La paz que siguió a la guerra fue frágil y preciosa. Azariel, una vez consumido por la ira, ahora se encontraba en un papel que nunca imaginó: guardián de la armonía entre el cielo y la tierra. Junto a Lysiel, trabajó incansablemente para reparar las grietas entre los mundos, sanando las heridas dejadas por la batalla.
Pero la tranquilidad no duraría eternamente. En las profundidades del inframundo, una nueva amenaza se gestaba, alimentada por el resentimiento de aquellos que habían sido olvidados. Demonios y criaturas oscuras, liderados por el enigmático Samael, comenzaron a reunir fuerzas, decididos a aprovechar el caos residual para su propio beneficio.
Azariel, consciente de que la paz que tanto había costado podría desmoronarse, se preparó para enfrentar la oscuridad una vez más. Esta vez, sin embargo, no lucharía solo. Los ángeles que una vez lo siguieron en rebelión ahora se unían a él en defensa del equilibrio.
La batalla contra Samael fue diferente a cualquier otra que Azariel hubiera enfrentado. No era solo una lucha de poder, sino una batalla de voluntades, una prueba de la resolución de Azariel y su compromiso con su nueva causa.

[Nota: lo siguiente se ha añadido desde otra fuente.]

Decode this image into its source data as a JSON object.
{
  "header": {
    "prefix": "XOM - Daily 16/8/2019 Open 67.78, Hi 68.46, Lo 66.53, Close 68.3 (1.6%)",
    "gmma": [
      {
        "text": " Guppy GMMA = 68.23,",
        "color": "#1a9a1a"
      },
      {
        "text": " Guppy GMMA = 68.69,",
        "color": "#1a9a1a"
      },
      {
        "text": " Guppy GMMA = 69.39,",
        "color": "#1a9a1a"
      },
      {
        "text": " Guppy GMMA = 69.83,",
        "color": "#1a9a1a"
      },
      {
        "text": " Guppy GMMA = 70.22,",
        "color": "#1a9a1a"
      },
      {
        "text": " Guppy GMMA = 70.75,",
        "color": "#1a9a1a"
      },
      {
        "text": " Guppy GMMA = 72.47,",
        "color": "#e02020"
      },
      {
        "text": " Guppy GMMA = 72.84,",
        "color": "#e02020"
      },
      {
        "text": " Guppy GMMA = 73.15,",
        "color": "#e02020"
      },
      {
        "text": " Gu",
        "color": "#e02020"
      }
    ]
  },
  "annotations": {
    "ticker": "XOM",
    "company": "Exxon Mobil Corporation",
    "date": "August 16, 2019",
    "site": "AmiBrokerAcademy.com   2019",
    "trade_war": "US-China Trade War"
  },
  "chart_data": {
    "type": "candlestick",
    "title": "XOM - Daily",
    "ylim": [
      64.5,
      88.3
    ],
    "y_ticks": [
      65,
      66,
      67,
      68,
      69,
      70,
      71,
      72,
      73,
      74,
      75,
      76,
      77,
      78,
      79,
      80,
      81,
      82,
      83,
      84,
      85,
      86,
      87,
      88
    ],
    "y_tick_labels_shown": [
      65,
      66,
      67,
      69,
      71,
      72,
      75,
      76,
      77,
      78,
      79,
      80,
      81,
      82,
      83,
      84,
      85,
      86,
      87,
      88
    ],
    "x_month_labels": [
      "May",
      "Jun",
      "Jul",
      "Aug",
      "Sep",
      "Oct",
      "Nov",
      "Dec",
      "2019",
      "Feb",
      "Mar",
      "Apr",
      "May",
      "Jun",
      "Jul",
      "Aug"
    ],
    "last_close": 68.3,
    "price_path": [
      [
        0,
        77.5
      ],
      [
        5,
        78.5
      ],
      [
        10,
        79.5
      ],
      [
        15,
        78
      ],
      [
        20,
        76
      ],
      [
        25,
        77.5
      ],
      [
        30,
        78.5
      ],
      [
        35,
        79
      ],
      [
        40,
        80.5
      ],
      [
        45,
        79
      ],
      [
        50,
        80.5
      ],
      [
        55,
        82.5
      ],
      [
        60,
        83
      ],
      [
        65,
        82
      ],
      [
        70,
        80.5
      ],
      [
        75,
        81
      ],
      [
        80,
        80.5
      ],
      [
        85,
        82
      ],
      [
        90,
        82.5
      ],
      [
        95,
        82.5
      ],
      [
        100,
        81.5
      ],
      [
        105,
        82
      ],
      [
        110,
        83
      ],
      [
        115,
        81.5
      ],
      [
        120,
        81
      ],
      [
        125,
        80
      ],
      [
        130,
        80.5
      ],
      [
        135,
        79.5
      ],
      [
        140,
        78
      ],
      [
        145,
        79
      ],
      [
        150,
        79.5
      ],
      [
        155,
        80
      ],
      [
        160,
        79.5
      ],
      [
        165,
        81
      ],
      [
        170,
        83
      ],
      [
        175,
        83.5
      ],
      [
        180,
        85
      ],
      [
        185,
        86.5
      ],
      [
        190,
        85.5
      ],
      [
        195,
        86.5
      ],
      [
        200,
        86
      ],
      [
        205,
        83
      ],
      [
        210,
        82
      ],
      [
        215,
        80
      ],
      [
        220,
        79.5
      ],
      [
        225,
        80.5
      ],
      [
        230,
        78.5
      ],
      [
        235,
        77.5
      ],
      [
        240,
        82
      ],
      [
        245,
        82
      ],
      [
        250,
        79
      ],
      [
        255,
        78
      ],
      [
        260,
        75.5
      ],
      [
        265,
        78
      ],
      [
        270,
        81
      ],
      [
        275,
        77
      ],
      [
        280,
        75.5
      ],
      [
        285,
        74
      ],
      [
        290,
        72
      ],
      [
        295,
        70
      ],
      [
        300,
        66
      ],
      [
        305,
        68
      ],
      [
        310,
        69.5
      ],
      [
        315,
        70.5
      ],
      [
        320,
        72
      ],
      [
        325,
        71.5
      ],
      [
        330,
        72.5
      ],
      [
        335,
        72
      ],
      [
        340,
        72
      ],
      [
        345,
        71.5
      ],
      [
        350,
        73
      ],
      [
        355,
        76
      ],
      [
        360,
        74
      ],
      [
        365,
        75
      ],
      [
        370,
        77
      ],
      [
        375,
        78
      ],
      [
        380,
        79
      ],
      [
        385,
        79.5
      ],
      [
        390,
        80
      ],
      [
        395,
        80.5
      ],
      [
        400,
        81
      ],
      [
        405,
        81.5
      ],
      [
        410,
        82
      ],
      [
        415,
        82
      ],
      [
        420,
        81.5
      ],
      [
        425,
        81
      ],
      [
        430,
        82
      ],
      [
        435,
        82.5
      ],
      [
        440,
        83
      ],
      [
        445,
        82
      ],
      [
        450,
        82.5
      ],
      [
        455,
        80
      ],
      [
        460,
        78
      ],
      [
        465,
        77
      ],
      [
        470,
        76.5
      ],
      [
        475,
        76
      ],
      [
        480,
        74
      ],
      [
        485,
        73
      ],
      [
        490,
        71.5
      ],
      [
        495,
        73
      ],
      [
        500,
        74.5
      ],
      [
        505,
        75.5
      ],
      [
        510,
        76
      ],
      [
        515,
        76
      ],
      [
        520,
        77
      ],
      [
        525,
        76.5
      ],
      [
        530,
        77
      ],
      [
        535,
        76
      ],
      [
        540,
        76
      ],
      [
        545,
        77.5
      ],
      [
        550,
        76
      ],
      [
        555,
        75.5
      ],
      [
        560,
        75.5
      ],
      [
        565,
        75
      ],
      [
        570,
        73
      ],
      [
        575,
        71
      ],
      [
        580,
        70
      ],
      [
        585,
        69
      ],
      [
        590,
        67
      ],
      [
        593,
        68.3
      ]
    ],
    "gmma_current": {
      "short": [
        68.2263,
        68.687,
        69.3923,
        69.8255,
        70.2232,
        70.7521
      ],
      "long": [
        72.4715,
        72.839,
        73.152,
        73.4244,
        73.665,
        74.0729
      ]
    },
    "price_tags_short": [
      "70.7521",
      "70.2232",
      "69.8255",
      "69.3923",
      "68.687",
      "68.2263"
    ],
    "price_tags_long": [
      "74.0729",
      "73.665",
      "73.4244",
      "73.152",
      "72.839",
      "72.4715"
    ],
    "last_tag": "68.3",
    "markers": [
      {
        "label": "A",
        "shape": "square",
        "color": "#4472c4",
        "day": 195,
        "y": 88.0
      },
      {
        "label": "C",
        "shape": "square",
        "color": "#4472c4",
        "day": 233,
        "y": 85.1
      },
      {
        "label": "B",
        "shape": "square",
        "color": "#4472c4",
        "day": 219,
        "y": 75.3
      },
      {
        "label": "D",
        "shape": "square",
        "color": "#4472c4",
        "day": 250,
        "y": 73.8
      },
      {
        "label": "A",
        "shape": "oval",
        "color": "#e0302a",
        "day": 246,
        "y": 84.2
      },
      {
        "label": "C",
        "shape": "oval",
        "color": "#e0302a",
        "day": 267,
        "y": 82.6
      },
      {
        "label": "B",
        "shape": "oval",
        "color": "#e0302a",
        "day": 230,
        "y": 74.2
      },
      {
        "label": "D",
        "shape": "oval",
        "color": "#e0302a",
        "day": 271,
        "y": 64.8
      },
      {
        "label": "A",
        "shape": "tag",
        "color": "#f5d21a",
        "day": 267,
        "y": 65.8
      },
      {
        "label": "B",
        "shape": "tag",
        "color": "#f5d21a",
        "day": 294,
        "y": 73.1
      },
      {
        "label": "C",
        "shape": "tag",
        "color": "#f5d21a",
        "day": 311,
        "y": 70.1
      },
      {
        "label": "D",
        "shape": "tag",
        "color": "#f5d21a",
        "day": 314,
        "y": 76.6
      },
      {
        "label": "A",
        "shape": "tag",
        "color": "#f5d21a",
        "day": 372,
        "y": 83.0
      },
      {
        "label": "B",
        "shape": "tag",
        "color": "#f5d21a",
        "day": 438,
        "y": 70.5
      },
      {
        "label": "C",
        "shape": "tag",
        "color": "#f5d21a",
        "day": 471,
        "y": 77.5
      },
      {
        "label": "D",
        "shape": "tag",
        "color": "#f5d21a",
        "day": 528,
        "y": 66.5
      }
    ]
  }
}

En el clímax de la confrontación, Azariel y Samael se enfrentaron en un duelo que resonaría a través de la historia. Con cada golpe, Azariel no solo luchaba contra Samael, sino también contra las sombras de su propio pasado, contra la tentación de volver a la ira y la venganza.
Finalmente, con un acto de valentía y sacrificio, Azariel prevaleció. Samael fue derrotado, pero a un gran costo. Azariel, gravemente herido, cayó del cielo una vez más, pero esta vez no como un ángel caído, sino como un héroe.
Mientras se recuperaba en la tierra, rodeado por aquellos que había salvado, Azariel reflexionó sobre su viaje. Había aprendido que la redención no es un destino, sino un camino constante. Y aunque su lucha había terminado, su historia continuaría, contada por generaciones como un recordatorio de que incluso en la oscuridad más profunda, siempre hay luz.